AOL rocks the GOP vote

No doubt this is a politically divided nation; just go to a dinner party and see what happens when some half-in-the-bag neighbor brings up health care or gay marriage or taxes — or, apparently, absurdly, email providers.  If you can believe it, a new poll out today shows a major difference between Republicans and Democrats when it comes to picking their favorite email service.

It seems that Republican voters favor AOL over every other email provider, according to a survey of 1,184 registered voters by Poll Position. In fact, about 20 percent of them picked AOL as their preferred email provider, ahead of both Google (18.9 percent) and Yahoo (15.6 percent). Democrats took a completely opposite view, picking Google as their favorite (27.3 percent), followed by Yahoo (15.6 percent). And what about AOL? It didn’t fare well, with only 5 percent of Democrats picking it as the best service.

Why such a significant difference? Tough to know. I ran it past a number of people, and the best response I got, from a good friend and keen political observer, was this: “I would guess if you held age, location, and income steady, the differences would be negligible.”

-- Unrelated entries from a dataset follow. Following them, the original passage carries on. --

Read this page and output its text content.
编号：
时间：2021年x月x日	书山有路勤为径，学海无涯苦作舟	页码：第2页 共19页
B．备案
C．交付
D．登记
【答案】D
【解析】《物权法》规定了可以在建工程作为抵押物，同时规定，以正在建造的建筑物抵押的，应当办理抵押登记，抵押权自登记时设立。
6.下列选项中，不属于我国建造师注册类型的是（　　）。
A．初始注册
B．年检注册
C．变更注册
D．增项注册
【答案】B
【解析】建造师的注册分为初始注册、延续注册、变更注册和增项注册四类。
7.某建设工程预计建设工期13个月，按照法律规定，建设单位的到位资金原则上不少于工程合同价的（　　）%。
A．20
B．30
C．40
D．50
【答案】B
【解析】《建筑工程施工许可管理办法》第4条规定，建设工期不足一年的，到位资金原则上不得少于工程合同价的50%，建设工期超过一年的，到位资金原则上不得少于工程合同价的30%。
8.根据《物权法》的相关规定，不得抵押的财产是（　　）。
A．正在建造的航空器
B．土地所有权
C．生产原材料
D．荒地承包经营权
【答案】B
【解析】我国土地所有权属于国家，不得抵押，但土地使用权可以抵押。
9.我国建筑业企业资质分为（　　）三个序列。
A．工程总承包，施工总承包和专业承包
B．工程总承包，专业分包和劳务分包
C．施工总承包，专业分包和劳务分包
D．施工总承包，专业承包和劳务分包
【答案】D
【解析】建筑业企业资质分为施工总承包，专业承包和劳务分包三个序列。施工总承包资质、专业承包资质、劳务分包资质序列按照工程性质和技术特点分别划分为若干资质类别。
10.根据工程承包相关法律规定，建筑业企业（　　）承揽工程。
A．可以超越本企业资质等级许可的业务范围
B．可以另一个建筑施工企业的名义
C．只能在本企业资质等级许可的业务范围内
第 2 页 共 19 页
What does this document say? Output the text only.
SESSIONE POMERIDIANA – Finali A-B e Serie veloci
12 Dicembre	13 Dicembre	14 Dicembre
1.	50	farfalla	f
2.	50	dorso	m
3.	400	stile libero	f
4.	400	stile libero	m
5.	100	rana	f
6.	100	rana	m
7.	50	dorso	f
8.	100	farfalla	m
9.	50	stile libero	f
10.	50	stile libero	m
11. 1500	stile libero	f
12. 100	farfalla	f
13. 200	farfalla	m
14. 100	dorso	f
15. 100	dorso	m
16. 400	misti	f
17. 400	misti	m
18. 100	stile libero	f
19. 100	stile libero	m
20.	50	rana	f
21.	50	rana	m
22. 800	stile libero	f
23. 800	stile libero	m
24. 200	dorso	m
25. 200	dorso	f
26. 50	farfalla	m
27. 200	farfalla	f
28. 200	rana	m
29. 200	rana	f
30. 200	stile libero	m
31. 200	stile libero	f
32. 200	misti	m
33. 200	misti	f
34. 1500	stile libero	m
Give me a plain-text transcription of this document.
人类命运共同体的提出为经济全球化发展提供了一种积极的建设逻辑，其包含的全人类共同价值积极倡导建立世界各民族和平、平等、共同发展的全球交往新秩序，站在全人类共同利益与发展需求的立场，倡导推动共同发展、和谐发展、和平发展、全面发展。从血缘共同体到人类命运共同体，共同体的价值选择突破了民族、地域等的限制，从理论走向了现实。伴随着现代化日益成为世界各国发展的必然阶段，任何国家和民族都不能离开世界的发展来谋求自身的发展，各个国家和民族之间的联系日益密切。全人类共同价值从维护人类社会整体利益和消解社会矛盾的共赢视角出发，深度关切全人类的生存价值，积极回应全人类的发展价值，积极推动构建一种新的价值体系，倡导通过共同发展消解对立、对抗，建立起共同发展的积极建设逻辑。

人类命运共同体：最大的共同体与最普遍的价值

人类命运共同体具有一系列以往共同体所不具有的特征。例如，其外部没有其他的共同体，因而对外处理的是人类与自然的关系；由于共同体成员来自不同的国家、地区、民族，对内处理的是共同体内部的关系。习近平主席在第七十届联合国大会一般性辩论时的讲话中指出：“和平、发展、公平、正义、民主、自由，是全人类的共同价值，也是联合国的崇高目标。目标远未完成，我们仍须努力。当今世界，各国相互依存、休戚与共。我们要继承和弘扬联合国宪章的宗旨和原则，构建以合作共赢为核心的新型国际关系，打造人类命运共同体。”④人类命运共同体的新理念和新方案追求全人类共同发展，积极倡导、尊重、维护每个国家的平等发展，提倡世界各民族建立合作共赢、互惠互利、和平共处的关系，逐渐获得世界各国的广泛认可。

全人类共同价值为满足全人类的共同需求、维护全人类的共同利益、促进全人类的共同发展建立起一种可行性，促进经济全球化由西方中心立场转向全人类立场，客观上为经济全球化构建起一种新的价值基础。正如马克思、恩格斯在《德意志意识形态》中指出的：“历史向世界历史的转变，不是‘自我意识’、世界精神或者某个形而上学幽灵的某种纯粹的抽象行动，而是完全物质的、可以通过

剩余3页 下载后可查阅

Tech wrap: Olympus shareholders want entire board purged

Pressure mounted on Japan’s Olympus to take radical action after it admitted to hiding losses on securities investments for decades, with the camera and endoscope maker’s largest foreign investor demanding the resignation of the company’s entire board. Southeastern Asset Management, which owns about five percent of the 92-year-old company, said Tuesday’s admission “changes everything”.

Brushing aside new Olympus President Shuichi Takayama’s insistence he was “absolutely unaware of the facts,” Southeastern told Reuters correspondents Sinead Cruise and Kirstin Ridley that any further reign of the Olympus board risked damaging the company’s key medical business. Takayama, a previous board member who was promoted last month, blamed former Chairman Tsuyoshi Kikukawa, Vice-President Hisashi Mori and internal auditor Hideo Yamada for the cover-up, saying he would consider criminal action.

Former Olympus CEO Michael Woodford, who was fired on October 14 after persistently asking why the company had spent around $1.3 billion on obscure fees and acquisitions, told Reuters that the company’s partners should come under close scrutiny after Tuesday’s admission and that questions remained to be answered about the money trail. “You need forensic accountants going in there to find out where the money has gone, who has worked with Olympus, who has cooperated with Olympus, who has received fees from Olympus,” he told Reuters Insider. “Those are questions we need answered. And then we need an impairment test.”